So sad this news. Please share your thoughts.

@lexus54 (3572)
Singapore
June 7, 2007 3:07am CST
I just came home from a lunch appointment a short while ago. As I came into the apartment, my maid came crying to me and my wife. She related that when we were out, she received a call from home telling her that her dear grandfather had passed away. We were shell-shocked by the news, and all we could say to her was that we're sorry to hear about her grandfather's death. Her grandfather was very close to her. We know that because she mentioned him many times in our conversations. We nevertheless share in her sadness and loss. My wife and I are prepared to let her go back to the Philippines for the funeral if she wishes, and also perhaps give her some money to help her family out as a token of our condolence. Are we doing the right thing, or doing enough as her employer? What would you do if you were in our shoes?
2 people like this
6 responses
@tmlnmr (1850)
• Canada
12 Jun 07
Hey Lexus, it is obvious to me that it has been weighing on your heart to do this. Your wife is also in agreement with it so I say that as long as you can do it then go ahead! You are very loving people and you know what you want to do, you don't us to tell you what you should or should not do! If I were in that situation I would do just what I think you will and give them the money.
1 person likes this
@lexus54 (3572)
• Singapore
12 Jun 07
Thanks for sharing. This occasion does give us the opportunity to demonstrate our compassion for someone who has to leave her home country in search of a better livelihood, and leaving loved ones behind. I'm sure you'd have the same compassion if you were in our shoes.
@tmlnmr (1850)
• Canada
12 Jun 07
Yes I would and it really sounds like you have already made up your mind! LOL
@maehan (1439)
• United States
12 Jun 07
Hello lexus54, your wife and you are a good employer. My auntie did the same thing to her indonesian maid when her family was tear down during the riot. Now, her maid is still with her, their relationship was pulled even closes. Her maid also help her in the volunteer job in old folks home. She had regard my auntie as her dear sister instead of employer. You are doing a great job and an excellent employer. She is lucky to be hired by you.
1 person likes this
@lexus54 (3572)
• Singapore
13 Jun 07
Thanks for your encouragement. Your auntie also did the right thing. Her compassion shown to her maid has bonded their relationship even more, and that's great to know. For us, we have a very good and cordial relationship with our maid here.

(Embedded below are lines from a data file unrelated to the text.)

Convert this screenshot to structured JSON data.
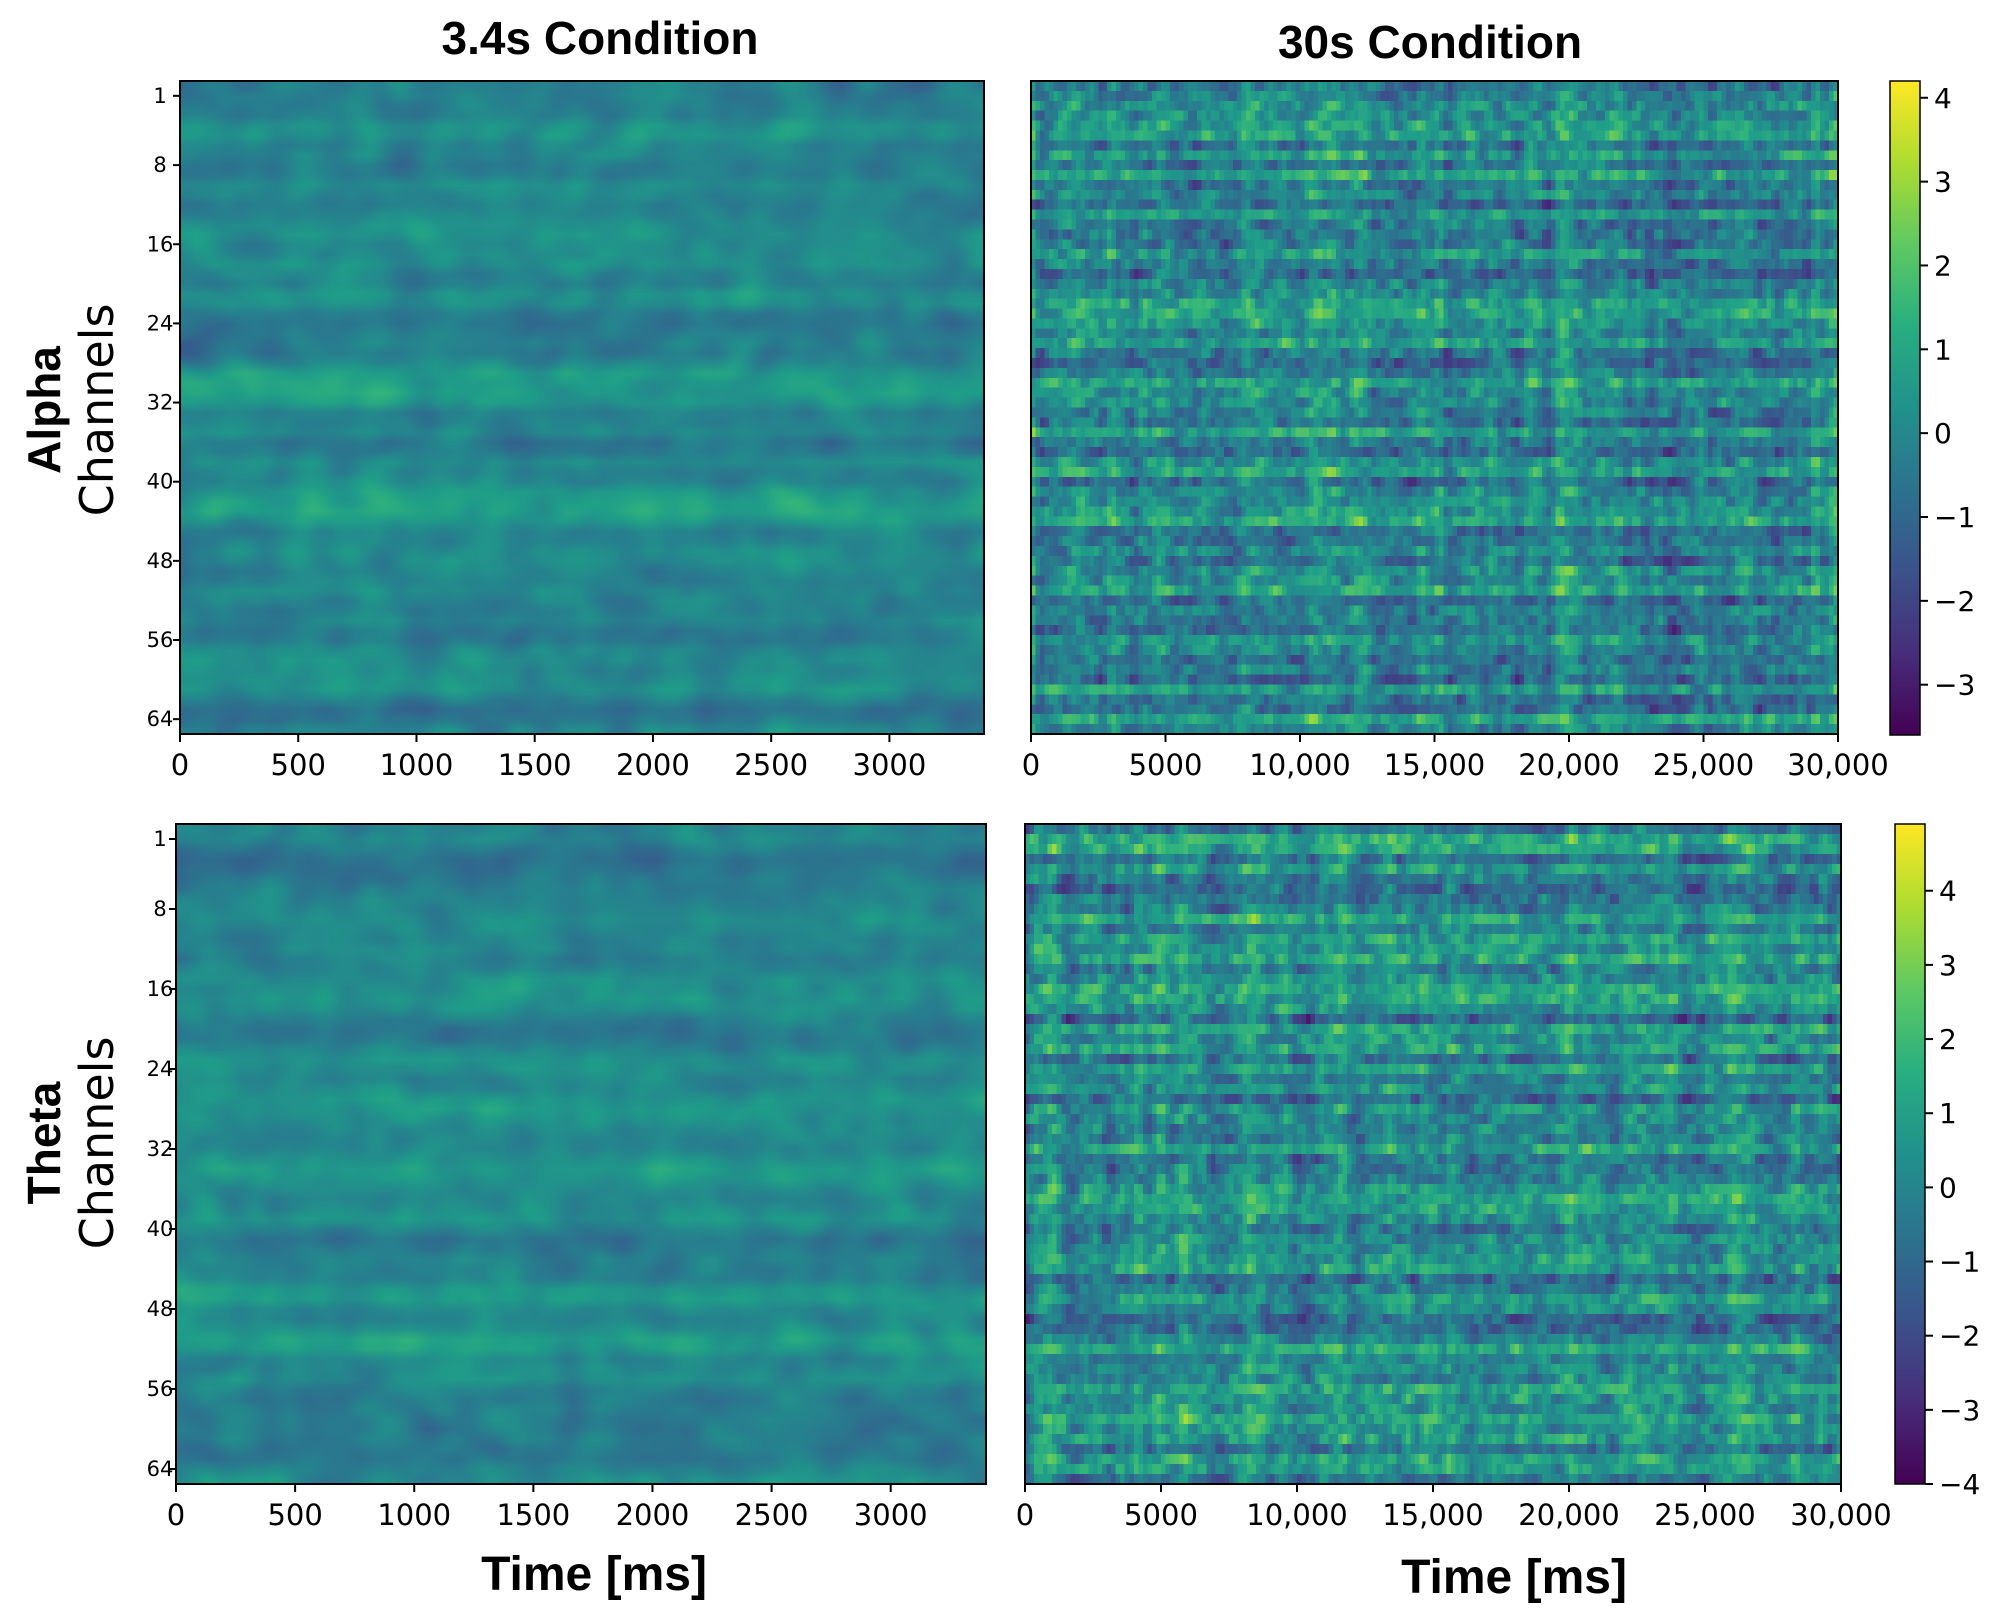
{
  "figure": {
    "column_titles": [
      "3.4s Condition",
      "30s Condition"
    ],
    "row_titles": [
      "Alpha",
      "Theta"
    ],
    "ylabel": "Channels",
    "xlabel": "Time [ms]"
  },
  "chart_data": [
    {
      "type": "heatmap",
      "id": "alpha-3.4s",
      "band": "Alpha",
      "condition": "3.4s Condition",
      "colormap": "viridis",
      "xlim": [
        0,
        3400
      ],
      "ylim": [
        1,
        64
      ],
      "xticks": [
        0,
        500,
        1000,
        1500,
        2000,
        2500,
        3000
      ],
      "xtick_labels": [
        "0",
        "500",
        "1000",
        "1500",
        "2000",
        "2500",
        "3000"
      ],
      "yticks": [
        1,
        8,
        16,
        24,
        32,
        40,
        48,
        56,
        64
      ],
      "ytick_labels": [
        "1",
        "8",
        "16",
        "24",
        "32",
        "40",
        "48",
        "56",
        "64"
      ],
      "xlabel": "",
      "ylabel": "Channels",
      "vmin": -3.6,
      "vmax": 4.2,
      "seed": 11,
      "smooth": "high"
    },
    {
      "type": "heatmap",
      "id": "alpha-30s",
      "band": "Alpha",
      "condition": "30s Condition",
      "colormap": "viridis",
      "xlim": [
        0,
        30000
      ],
      "ylim": [
        1,
        64
      ],
      "xticks": [
        0,
        5000,
        10000,
        15000,
        20000,
        25000,
        30000
      ],
      "xtick_labels": [
        "0",
        "5000",
        "10,000",
        "15,000",
        "20,000",
        "25,000",
        "30,000"
      ],
      "xlabel": "",
      "vmin": -3.6,
      "vmax": 4.2,
      "seed": 23,
      "smooth": "low",
      "colorbar": {
        "ticks": [
          4,
          3,
          2,
          1,
          0,
          -1,
          -2,
          -3
        ],
        "tick_labels": [
          "4",
          "3",
          "2",
          "1",
          "0",
          "−1",
          "−2",
          "−3"
        ],
        "vmin": -3.6,
        "vmax": 4.2
      }
    },
    {
      "type": "heatmap",
      "id": "theta-3.4s",
      "band": "Theta",
      "condition": "3.4s Condition",
      "colormap": "viridis",
      "xlim": [
        0,
        3400
      ],
      "ylim": [
        1,
        64
      ],
      "xticks": [
        0,
        500,
        1000,
        1500,
        2000,
        2500,
        3000
      ],
      "xtick_labels": [
        "0",
        "500",
        "1000",
        "1500",
        "2000",
        "2500",
        "3000"
      ],
      "yticks": [
        1,
        8,
        16,
        24,
        32,
        40,
        48,
        56,
        64
      ],
      "ytick_labels": [
        "1",
        "8",
        "16",
        "24",
        "32",
        "40",
        "48",
        "56",
        "64"
      ],
      "xlabel": "Time [ms]",
      "ylabel": "Channels",
      "vmin": -4.0,
      "vmax": 4.9,
      "seed": 37,
      "smooth": "high"
    },
    {
      "type": "heatmap",
      "id": "theta-30s",
      "band": "Theta",
      "condition": "30s Condition",
      "colormap": "viridis",
      "xlim": [
        0,
        30000
      ],
      "ylim": [
        1,
        64
      ],
      "xticks": [
        0,
        5000,
        10000,
        15000,
        20000,
        25000,
        30000
      ],
      "xtick_labels": [
        "0",
        "5000",
        "10,000",
        "15,000",
        "20,000",
        "25,000",
        "30,000"
      ],
      "xlabel": "Time [ms]",
      "vmin": -4.0,
      "vmax": 4.9,
      "seed": 41,
      "smooth": "low",
      "colorbar": {
        "ticks": [
          4,
          3,
          2,
          1,
          0,
          -1,
          -2,
          -3,
          -4
        ],
        "tick_labels": [
          "4",
          "3",
          "2",
          "1",
          "0",
          "−1",
          "−2",
          "−3",
          "−4"
        ],
        "vmin": -4.0,
        "vmax": 4.9
      }
    }
  ]
}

They live with us, and we need to treat them well if we want them to work well for us too. It's a reciprocal thing.
• United States
12 Jun 07
I think what you are doing is great. It is something she will surely remember you and your wife for. She will need the time and the money I'm sure, so your heart is absolutely in the right place. I would do the same thing, it is only human to show a little compassion for someone.
1 person likes this
@lexus54 (3572)
• Singapore
12 Jun 07
Great you share the same thinking. Thanks for your support and those of the others here. It really makes us feel we did the right thing for our maid.
@Woodpigeon (3710)
• Ireland
10 Jun 07
It sounds as though this woman is a part of your family, even though she is an employee. I think it is wonderful the way you are helping her during this difficult time. You are doing a very good thing! I would hope that I would do the same thing if the situation arose.
@juline (77)
• Singapore
13 Jun 07
When my family lived in Taiwan, our maid's relative passed away as well. My parents paid for her trip back and back to Taiwan again, and also gave her a red packet (few hundred dollars).
@lexus54 (3572)
• Singapore
14 Jun 07
Hi Juline, you did a magnanimous thing for your maid, and I have no doubt she appreciated your kind gesture and thoughtfulness. So you're back in Singapore and still having a maid now?
@juline (77)
• Singapore
14 Jun 07
Hi... Yes I'm in SG now... we don't have a maid anymore since my mom can do most of the stuff (she doesn't work). Besides, my sis and I are grown up now, we have our own place. :)
@abrarr (1246)
• Pakistan
7 Jun 07
i think if u want to help them then u shud help them either with money or emotionally. it will help them to coup up with the sorrow they have went into. htis will also strenghthen ur bond with them!!
@lexus54 (3572)
• Singapore
7 Jun 07
Thank you for your response and advice, which I will remember.